Sunday, April 1, 2012

The Greatness of the Grid

The Perfect Example of Basic City is Basic City

Basicmap
Basic City, laid out in 1890, eventually became the Eastern portion of modern Waynesboro.

"If the intelligence of a city can arise from the circuitry of its streets, then the street grid made a genius out of New York. In 1811, three state commissioners laid down Manhattan’s rectangular blocks. From First Street to 155th Street south to north and First Avenue to Twelfth Avenue east to west, their new grid obliterated the old lanes and farmhouses dotting the Manhattan countryside north of Houston Street, with few exceptions. Yet in trading away its past, the city built its future. The grid became the urban version of a super computer, a chipset to super-charge the city’s growth." -- James Panero

James Panero explores The Greatness of the Grid [click to read] in City Journal, discssing the 1811 plan that defines Manhattan today, a city who's first commissioners could hardly have envisioned. The grid they laid down has become a tool for the design of this great metropolis along with some important intrusions such as Broadway and Central Park.

The American city that developed in the Nineteenth Century almost exclusively is built around the grid and interesting variation overlaying it. Washington DC is basically the grid overlaid with the Hunting Gardens of Versailles. Philadelphia has its squares. Small cities have their courthouse squares and pre-planned parks, such as those in Basic City, Virginia, now the Eastern portion of Waynesboro. Harrisonburg, Virginia's Romanesque Courthouse dominates a central square and becomes iconic.

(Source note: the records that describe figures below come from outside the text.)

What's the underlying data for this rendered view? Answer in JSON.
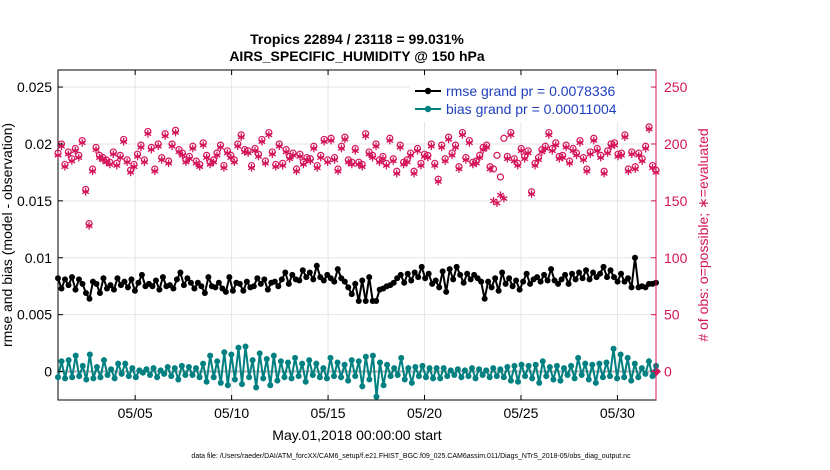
{
  "chart_data": {
    "type": "line",
    "title": "Tropics 22894 / 23118 = 99.031%",
    "subtitle": "AIRS_SPECIFIC_HUMIDITY @ 150 hPa",
    "xlabel": "May.01,2018 00:00:00 start",
    "ylabel_left": "rmse and bias (model - observation)",
    "ylabel_right": "# of obs: o=possible; ∗=evaluated",
    "xlim": [
      1,
      32
    ],
    "ylim_left": [
      -0.0025,
      0.0265
    ],
    "ylim_right": [
      -25,
      265
    ],
    "x_ticks": [
      5,
      10,
      15,
      20,
      25,
      30
    ],
    "x_tick_labels": [
      "05/05",
      "05/10",
      "05/15",
      "05/20",
      "05/25",
      "05/30"
    ],
    "y_ticks_left": [
      0,
      0.005,
      0.01,
      0.015,
      0.02,
      0.025
    ],
    "y_tick_labels_left": [
      "0",
      "0.005",
      "0.01",
      "0.015",
      "0.02",
      "0.025"
    ],
    "y_ticks_right": [
      0,
      50,
      100,
      150,
      200,
      250
    ],
    "y_tick_labels_right": [
      "0",
      "50",
      "100",
      "150",
      "200",
      "250"
    ],
    "grid": true,
    "legend_position": "top-right",
    "series": [
      {
        "name": "rmse grand pr = 0.0078336",
        "color": "#000000",
        "axis": "left",
        "values": [
          0.0082,
          0.0073,
          0.0081,
          0.0076,
          0.0083,
          0.0072,
          0.0081,
          0.0077,
          0.0069,
          0.0064,
          0.0079,
          0.0077,
          0.0069,
          0.0082,
          0.0073,
          0.0076,
          0.0072,
          0.0082,
          0.0076,
          0.0079,
          0.0074,
          0.0081,
          0.0071,
          0.0078,
          0.0085,
          0.0075,
          0.0077,
          0.0075,
          0.008,
          0.0072,
          0.0083,
          0.0075,
          0.0076,
          0.0073,
          0.0081,
          0.0087,
          0.0076,
          0.0082,
          0.0078,
          0.0073,
          0.0078,
          0.0075,
          0.0069,
          0.0083,
          0.0075,
          0.0074,
          0.0078,
          0.0073,
          0.007,
          0.0083,
          0.0071,
          0.0078,
          0.0077,
          0.0071,
          0.0079,
          0.0074,
          0.0075,
          0.0082,
          0.0077,
          0.0081,
          0.0072,
          0.0078,
          0.0079,
          0.0075,
          0.0081,
          0.0087,
          0.0077,
          0.0085,
          0.0081,
          0.008,
          0.0089,
          0.0083,
          0.0087,
          0.0081,
          0.0093,
          0.0083,
          0.008,
          0.0085,
          0.0082,
          0.0079,
          0.009,
          0.0082,
          0.0079,
          0.0074,
          0.0068,
          0.0077,
          0.0062,
          0.008,
          0.0062,
          0.0083,
          0.0062,
          0.0062,
          0.0072,
          0.0073,
          0.0075,
          0.0076,
          0.0078,
          0.0082,
          0.0085,
          0.0078,
          0.0086,
          0.008,
          0.0087,
          0.0083,
          0.0092,
          0.0082,
          0.0086,
          0.0077,
          0.008,
          0.0074,
          0.0088,
          0.007,
          0.009,
          0.0081,
          0.0092,
          0.0085,
          0.0078,
          0.0086,
          0.0081,
          0.0085,
          0.0082,
          0.0079,
          0.0064,
          0.0079,
          0.0074,
          0.0082,
          0.0071,
          0.0087,
          0.0077,
          0.0082,
          0.0075,
          0.008,
          0.0072,
          0.0079,
          0.0086,
          0.0077,
          0.0081,
          0.0083,
          0.0079,
          0.0085,
          0.008,
          0.009,
          0.008,
          0.0077,
          0.0081,
          0.0085,
          0.0077,
          0.0086,
          0.0081,
          0.0087,
          0.0082,
          0.0089,
          0.0081,
          0.0087,
          0.0083,
          0.0086,
          0.0092,
          0.0083,
          0.0089,
          0.0083,
          0.0079,
          0.0086,
          0.0079,
          0.0082,
          0.0074,
          0.01,
          0.0074,
          0.0075,
          0.0074,
          0.0077,
          0.0077,
          0.0078
        ]
      },
      {
        "name": "bias grand pr = 0.00011004",
        "color": "#008080",
        "axis": "left",
        "values": [
          -0.0005,
          0.0009,
          -0.0006,
          0.001,
          -0.0005,
          0.0014,
          -0.0004,
          0.0005,
          -0.0007,
          0.0015,
          -0.0006,
          0.0004,
          -0.0005,
          0.001,
          -0.0003,
          0.0002,
          -0.0006,
          0.0007,
          -0.0002,
          0.0007,
          -0.0004,
          0.0003,
          -0.0005,
          0.0001,
          -0.0001,
          0.0002,
          -0.0003,
          0.0003,
          -0.0005,
          0.0001,
          -0.0002,
          0.0004,
          -0.0004,
          0.0003,
          -0.0007,
          0.0005,
          -0.0003,
          0.0004,
          -0.0003,
          0.0003,
          -0.0005,
          0.0007,
          -0.0009,
          0.0014,
          -0.0005,
          0.0009,
          -0.001,
          0.0017,
          -0.0012,
          0.0015,
          -0.0007,
          0.0021,
          -0.0011,
          0.0022,
          -0.0005,
          0.001,
          -0.0014,
          0.0016,
          -0.0006,
          0.0011,
          -0.0012,
          0.0014,
          -0.0008,
          0.0009,
          -0.0005,
          0.0008,
          -0.0006,
          0.0012,
          -0.0004,
          0.0007,
          -0.0009,
          0.001,
          -0.0003,
          0.0007,
          -0.0005,
          0.0003,
          -0.0006,
          0.0012,
          -0.0004,
          0.0008,
          -0.0005,
          0.0006,
          -0.0008,
          0.001,
          -0.0004,
          0.0009,
          -0.0013,
          0.0013,
          -0.0007,
          0.0014,
          -0.0022,
          0.0008,
          -0.0012,
          0.0006,
          -0.0004,
          0.0003,
          -0.0003,
          0.0012,
          -0.0007,
          0.0003,
          -0.001,
          0.0004,
          -0.0004,
          0.0005,
          -0.0005,
          0.0003,
          -0.0006,
          0.0003,
          -0.0006,
          0.0003,
          -0.0004,
          0.0001,
          -0.0003,
          0.0002,
          -0.0005,
          0.0001,
          -0.0004,
          0.0003,
          -0.0006,
          0.0002,
          -0.0003,
          0.0001,
          -0.0005,
          0.0003,
          -0.0004,
          0.0002,
          -0.0005,
          0.0004,
          -0.0008,
          0.0005,
          -0.0009,
          0.0006,
          -0.0004,
          0.0005,
          -0.0006,
          0.0006,
          -0.001,
          0.0009,
          -0.0004,
          0.0004,
          -0.0007,
          0.0005,
          -0.0008,
          0.0003,
          -0.0003,
          0.0005,
          -0.0006,
          0.0012,
          -0.0003,
          0.0007,
          -0.0007,
          0.0006,
          -0.001,
          0.0007,
          -0.0005,
          0.0008,
          -0.0004,
          0.002,
          -0.0006,
          0.0015,
          -0.0005,
          0.0012,
          -0.0008,
          0.0007,
          -0.0005,
          0.0003,
          -0.0002,
          0.0009,
          -0.0004,
          0.0005
        ]
      },
      {
        "name": "obs possible",
        "color": "#d4145a",
        "axis": "right",
        "marker": "o",
        "values": [
          192,
          200,
          182,
          193,
          187,
          196,
          190,
          203,
          160,
          130,
          178,
          197,
          190,
          188,
          186,
          184,
          193,
          183,
          190,
          204,
          186,
          177,
          182,
          191,
          199,
          186,
          211,
          197,
          178,
          200,
          188,
          209,
          185,
          200,
          212,
          195,
          192,
          186,
          189,
          198,
          185,
          182,
          201,
          190,
          184,
          186,
          192,
          199,
          181,
          194,
          190,
          186,
          200,
          208,
          195,
          194,
          181,
          196,
          191,
          204,
          185,
          210,
          193,
          182,
          200,
          183,
          195,
          189,
          192,
          178,
          191,
          184,
          188,
          187,
          198,
          181,
          190,
          204,
          186,
          205,
          188,
          178,
          198,
          206,
          186,
          184,
          196,
          184,
          182,
          209,
          193,
          190,
          200,
          186,
          189,
          183,
          205,
          187,
          176,
          199,
          184,
          186,
          192,
          176,
          196,
          183,
          191,
          190,
          200,
          183,
          169,
          199,
          187,
          206,
          192,
          199,
          180,
          210,
          188,
          203,
          184,
          185,
          190,
          197,
          199,
          180,
          178,
          190,
          171,
          205,
          189,
          210,
          187,
          183,
          196,
          189,
          194,
          158,
          183,
          188,
          195,
          198,
          210,
          196,
          201,
          189,
          190,
          199,
          185,
          196,
          192,
          203,
          188,
          178,
          193,
          205,
          196,
          190,
          176,
          194,
          200,
          201,
          191,
          192,
          208,
          178,
          193,
          180,
          192,
          187,
          198,
          215,
          181,
          177
        ]
      },
      {
        "name": "obs evaluated",
        "color": "#d4145a",
        "axis": "right",
        "marker": "*",
        "values": [
          190,
          198,
          180,
          191,
          185,
          194,
          188,
          201,
          158,
          128,
          176,
          195,
          188,
          186,
          184,
          182,
          191,
          181,
          188,
          202,
          184,
          175,
          180,
          189,
          197,
          184,
          209,
          195,
          176,
          198,
          186,
          207,
          183,
          198,
          210,
          193,
          190,
          184,
          187,
          196,
          183,
          180,
          199,
          188,
          182,
          184,
          190,
          197,
          179,
          192,
          188,
          184,
          198,
          206,
          193,
          192,
          179,
          194,
          189,
          202,
          183,
          208,
          191,
          180,
          198,
          181,
          193,
          187,
          190,
          176,
          189,
          182,
          186,
          185,
          196,
          179,
          188,
          202,
          184,
          203,
          186,
          176,
          196,
          204,
          184,
          182,
          194,
          182,
          180,
          207,
          191,
          188,
          198,
          184,
          187,
          181,
          203,
          185,
          174,
          197,
          182,
          184,
          190,
          174,
          194,
          181,
          189,
          188,
          198,
          181,
          167,
          197,
          185,
          204,
          190,
          197,
          178,
          208,
          186,
          201,
          182,
          183,
          188,
          195,
          197,
          178,
          150,
          148,
          155,
          152,
          187,
          208,
          185,
          181,
          194,
          187,
          192,
          156,
          181,
          186,
          193,
          196,
          208,
          194,
          199,
          187,
          188,
          197,
          183,
          194,
          190,
          201,
          186,
          176,
          191,
          203,
          194,
          188,
          174,
          192,
          198,
          199,
          189,
          190,
          206,
          176,
          191,
          178,
          190,
          185,
          196,
          213,
          179,
          175
        ]
      }
    ],
    "zero_line_color": "#b0b0b0",
    "footer": "data file: /Users/raeder/DAI/ATM_forcXX/CAM6_setup/f.e21.FHIST_BGC.f09_025.CAM6assim.011/Diags_NTrS_2018-05/obs_diag_output.nc"
  }
}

San Francisco's topography intrudes nicely into the grid and here is where true urban genius can be seen. It is the variations that make it magnificent. Intrusion is what is missing in some of the more mundane grid cities of the plains.

Hopefully there is a lesson here that might enliven our future economic development efforts. The grid was a great engine of planning and in the end created better design than a lot of our modern 'Town Centers,' which are nothing more than Brobdenagian Cul-de-sac neighborhoods with ample parking.

Early Incubator of Innovation and Industry

The founders of Basic City looked at the converging railroads and saw an opportunity to develop a steel industry. The Basic City Mining, Manufacturing and Land Company laid out an ambitious city grid. A Natural Gas Company, founded in 1891, even drilled a test oil well which failed to produce. The great blast furnace envisioned by founder Jacob Reese never was finished. The Panic of 1893 ended the first era of optmism.

Other industries did rise and flourish however. The Dawson Manufacturing Company built the first automobile to be built in Virginia, a steam powered automobile! In the Twentienth Centry the great Dupont plant employed thousands. Today the region still stands at the crossrads of major transportation arteries and has the opportunity to design itself as a center of ecomnomic activity for the Twenty-first Century.

Dawson
Steam powered car built by Dawson Manufacturing Company in Basic City.

Fairfax Hall
Fairfax Hall, originally the Brandon Hotel, once lured visitors to Basic City. Drawing by Bob Kirchman.